We further carried out a more thorough analysis on the distributions of CT acquisition parameters, particularly slice thickness and exposure mAs. Our findings indicated variations in accuracy rates across different ranges of slice thickness and exposure mAs. For instance, the accuracy rates of the seven-category classification in the internal validation cohort for different slice thicknesses were 0.729 (95% CI: 0.665-0.792), 0.892 (95% CI: 0.859-0.925), 0.835 (95% CI: 0.758-0.912) for ranges [2.5-5.0 mm), [5.0-7.0 mm), and [7.0-10.0 mm), respectively, all demonstrating significant differences (all p < 0.001). A similar trend was observed for exposure mAs, where the accuracy rates of the seven-category classification were 0.859 (95% CI: 0.809-0.905), 0.891 (95% CI: 0.842-0.939), 0.918 (95% CI: 0.852-0.984) for ranges [0-100), [100-200), and [200-500), respectively, in the internal validation cohort. We also investigated the effects of CT imaging parameters on the detection of lesions. The results, as shown in Table 6S, indicated less variations in recall rates across different slice thickness and exposure mAs ranges. For example, the recall rates for slice thickness ranges of [2.5-5.0 mm), [5.0-7.0 mm), and [7.0-10.0 mm) were 0.932, 0.940, and 0.907 respectively, with corresponding p-values of > 0.001, = 0.023, and <0.001 in the internal validation cohort. Similar trends were observed with regards to exposure mAs. More detailed findings and specific results can be found in Table 2 and Table S6.

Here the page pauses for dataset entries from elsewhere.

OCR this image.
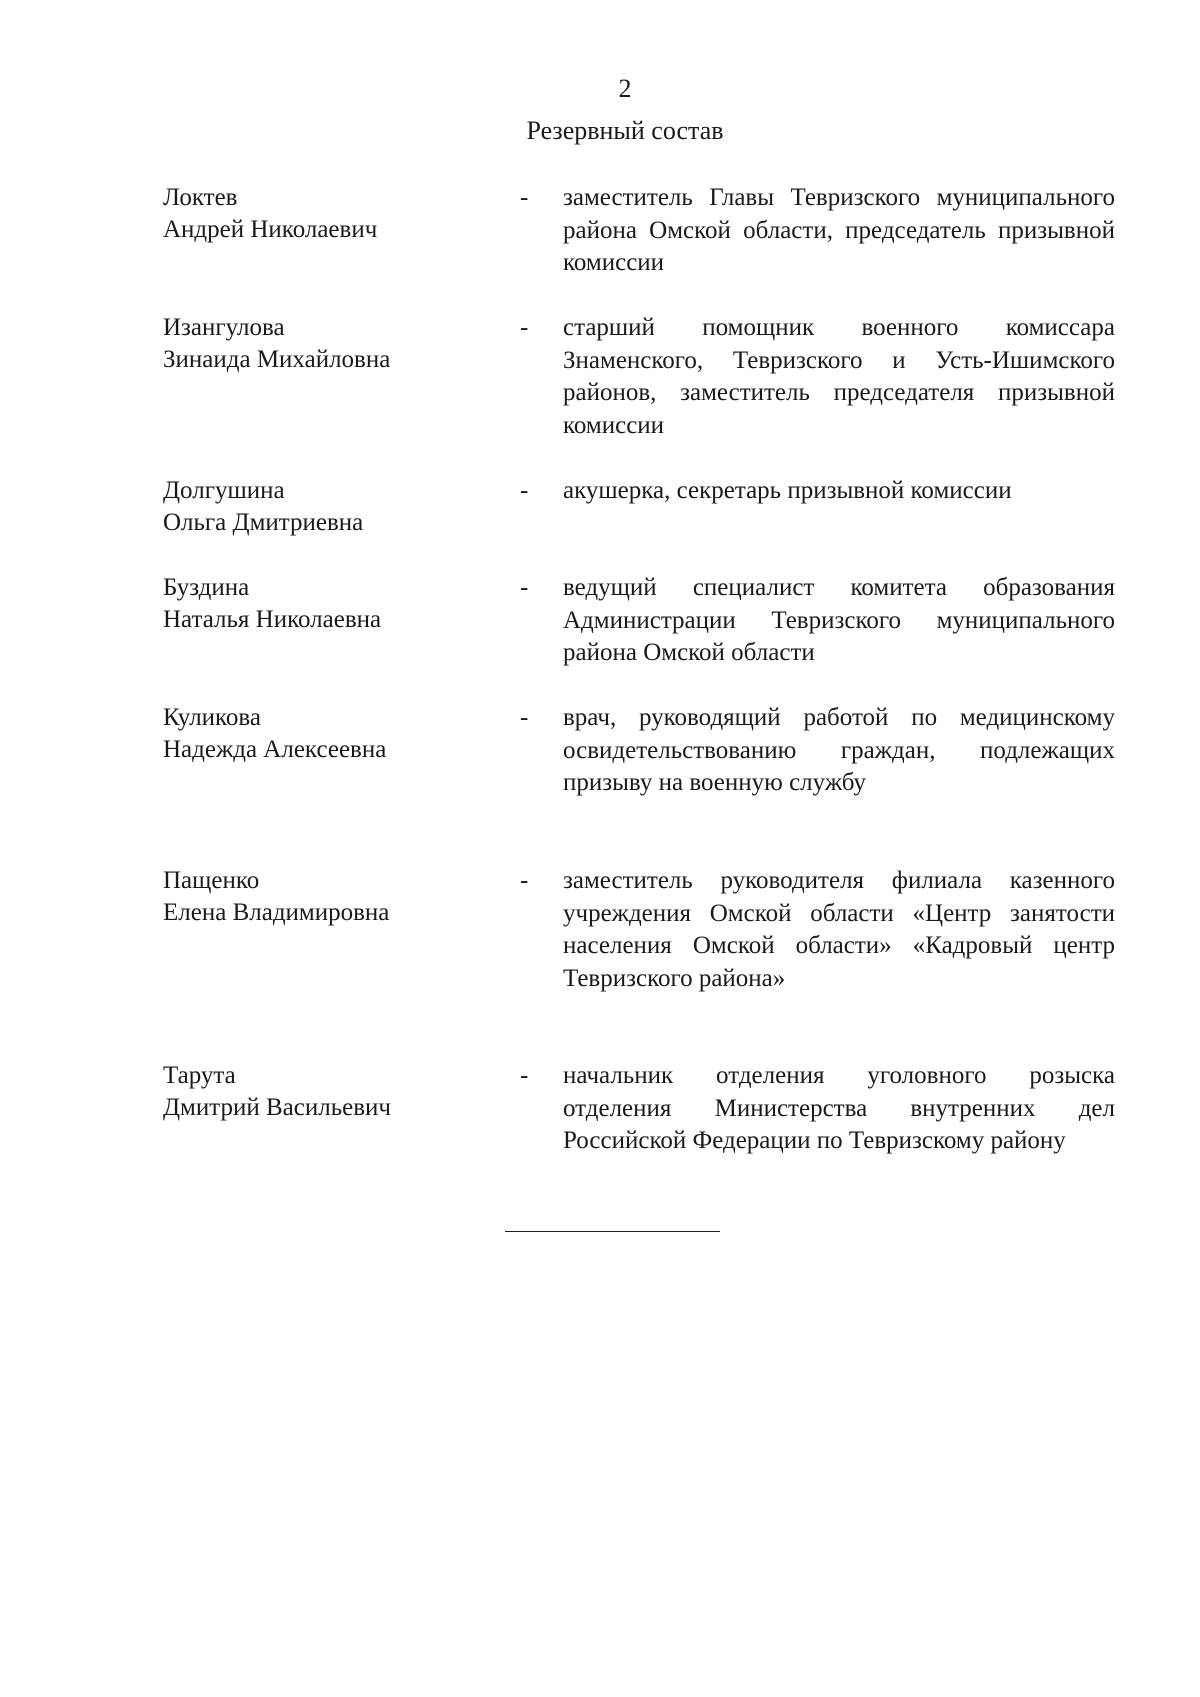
2
Резервный состав
Локтев
Андрей Николаевич
- заместитель Главы Тевризского муниципального района Омской области, председатель призывной комиссии
Изангулова
Зинаида Михайловна
- старший помощник военного комиссара Знаменского, Тевризского и Усть-Ишимского районов, заместитель председателя призывной комиссии
Долгушина
Ольга Дмитриевна
- акушерка, секретарь призывной комиссии
Буздина
Наталья Николаевна
- ведущий специалист комитета образования Администрации Тевризского муниципального района Омской области
Куликова
Надежда Алексеевна
- врач, руководящий работой по медицинскому освидетельствованию граждан, подлежащих призыву на военную службу
Пащенко
Елена Владимировна
- заместитель руководителя филиала казенного учреждения Омской области «Центр занятости населения Омской области» «Кадровый центр Тевризского района»
Тарута
Дмитрий Васильевич
- начальник отделения уголовного розыска отделения Министерства внутренних дел Российской Федерации по Тевризскому району
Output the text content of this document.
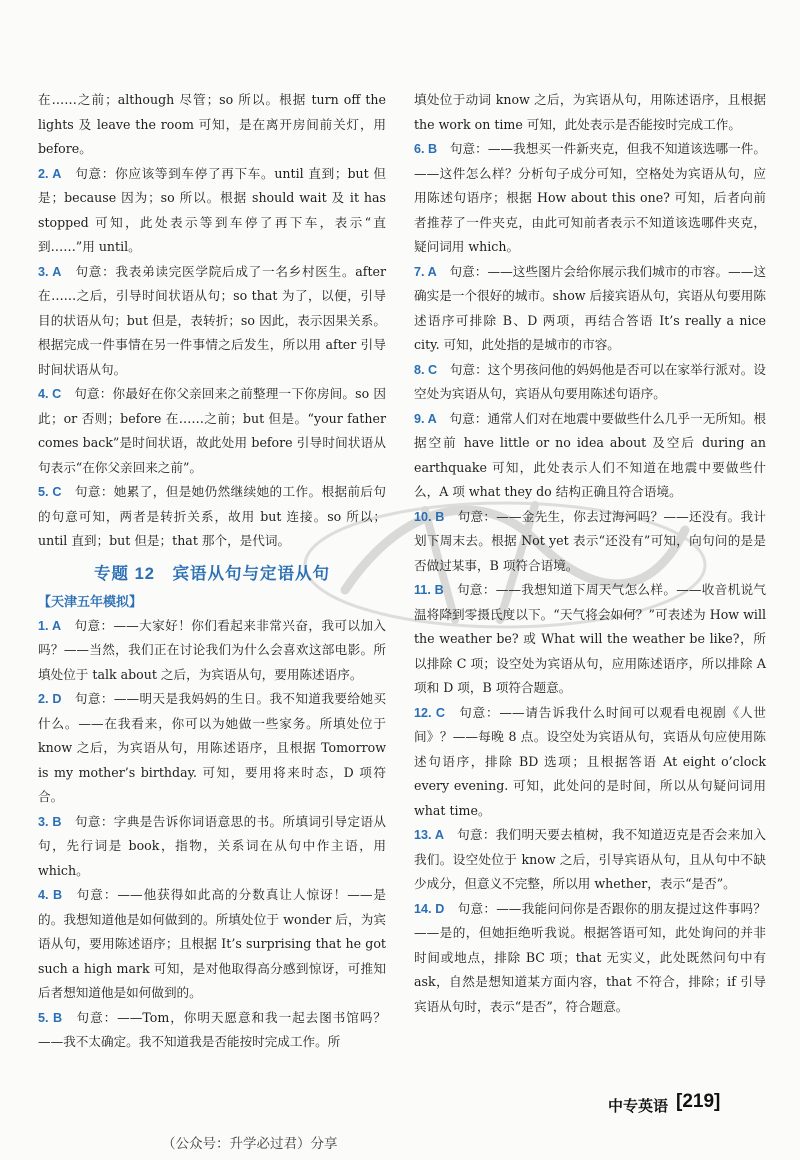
在……之前；although 尽管；so 所以。根据 turn off the lights 及 leave the room 可知，是在离开房间前关灯，用 before。
2. A　 句意：你应该等到车停了再下车。until 直到；but 但是；because 因为；so 所以。根据 should wait 及 it has stopped 可知，此处表示等到车停了再下车，表示“直到……”用 until。
3. A　 句意：我表弟读完医学院后成了一名乡村医生。after 在……之后，引导时间状语从句；so that 为了，以便，引导目的状语从句；but 但是，表转折；so 因此，表示因果关系。根据完成一件事情在另一件事情之后发生，所以用 after 引导时间状语从句。
4. C　 句意：你最好在你父亲回来之前整理一下你房间。so 因此；or 否则；before 在……之前；but 但是。“your father comes back”是时间状语，故此处用 before 引导时间状语从句表示“在你父亲回来之前”。
5. C　 句意：她累了，但是她仍然继续她的工作。根据前后句的句意可知，两者是转折关系，故用 but 连接。so 所以；until 直到；but 但是；that 那个，是代词。
专题 12　宾语从句与定语从句
【天津五年模拟】
1. A　 句意：——大家好！你们看起来非常兴奋，我可以加入吗？——当然，我们正在讨论我们为什么会喜欢这部电影。所填处位于 talk about 之后，为宾语从句，要用陈述语序。
2. D　 句意：——明天是我妈妈的生日。我不知道我要给她买什么。——在我看来，你可以为她做一些家务。所填处位于 know 之后，为宾语从句，用陈述语序，且根据 Tomorrow is my mother’s birthday. 可知，要用将来时态，D 项符合。
3. B　 句意：字典是告诉你词语意思的书。所填词引导定语从句，先行词是 book，指物，关系词在从句中作主语，用 which。
4. B　 句意：——他获得如此高的分数真让人惊讶！——是的。我想知道他是如何做到的。所填处位于 wonder 后，为宾语从句，要用陈述语序；且根据 It’s surprising that he got such a high mark 可知，是对他取得高分感到惊讶，可推知后者想知道他是如何做到的。
5. B　 句意：——Tom，你明天愿意和我一起去图书馆吗？——我不太确定。我不知道我是否能按时完成工作。所
填处位于动词 know 之后，为宾语从句，用陈述语序，且根据 the work on time 可知，此处表示是否能按时完成工作。
6. B　 句意：——我想买一件新夹克，但我不知道该选哪一件。——这件怎么样？分析句子成分可知，空格处为宾语从句，应用陈述句语序；根据 How about this one? 可知，后者向前者推荐了一件夹克，由此可知前者表示不知道该选哪件夹克，疑问词用 which。
7. A　 句意：——这些图片会给你展示我们城市的市容。——这确实是一个很好的城市。show 后接宾语从句，宾语从句要用陈述语序可排除 B、D 两项，再结合答语 It’s really a nice city. 可知，此处指的是城市的市容。
8. C　 句意：这个男孩问他的妈妈他是否可以在家举行派对。设空处为宾语从句，宾语从句要用陈述句语序。
9. A　 句意：通常人们对在地震中要做些什么几乎一无所知。根据空前 have little or no idea about 及空后 during an earthquake 可知，此处表示人们不知道在地震中要做些什么，A 项 what they do 结构正确且符合语境。
10. B　 句意：——金先生，你去过海河吗？——还没有。我计划下周末去。根据 Not yet 表示“还没有”可知，向句问的是是否做过某事，B 项符合语境。
11. B　 句意：——我想知道下周天气怎么样。——收音机说气温将降到零摄氏度以下。“天气将会如何？”可表述为 How will the weather be? 或 What will the weather be like?，所以排除 C 项；设空处为宾语从句，应用陈述语序，所以排除 A 项和 D 项，B 项符合题意。
12. C　 句意：——请告诉我什么时间可以观看电视剧《人世间》？——每晚 8 点。设空处为宾语从句，宾语从句应使用陈述句语序，排除 BD 选项；且根据答语 At eight o’clock every evening. 可知，此处问的是时间，所以从句疑问词用 what time。
13. A　 句意：我们明天要去植树，我不知道迈克是否会来加入我们。设空处位于 know 之后，引导宾语从句，且从句中不缺少成分，但意义不完整，所以用 whether，表示“是否”。
14. D　 句意：——我能问问你是否跟你的朋友提过这件事吗？——是的，但她拒绝听我说。根据答语可知，此处询问的并非时间或地点，排除 BC 项；that 无实义，此处既然问句中有 ask，自然是想知道某方面内容，that 不符合，排除；if 引导宾语从句时，表示“是否”，符合题意。
中专英语 [219]
（公众号：升学必过君）分享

Nevertheless, this study has several limitations. First, the sensitivity of ICC diagnosis remained low. To date, one previous article has reported the use of machine learning on CT images to diagnose ICC, with a reported sensitivity of 0.46417. In contrast, the sensitivity of LiAIDS for ICC diagnosis was 0.618 in the internal validation cohort, showing an improvement. Second, the training and external validation cohorts were retrospectively annotated, which may lead to some degree of bias. However, our prospective study suggested that this limitation may not be prominent. A third limitation is that this study was conducted at various centers in China only. Finally, the smooth integration of HIS (Hospital Information System), LIS (Laboratory Information System) and PACS (Picture Archiving and Communication System) systems in clinical workflows remain challenging in many medical centers.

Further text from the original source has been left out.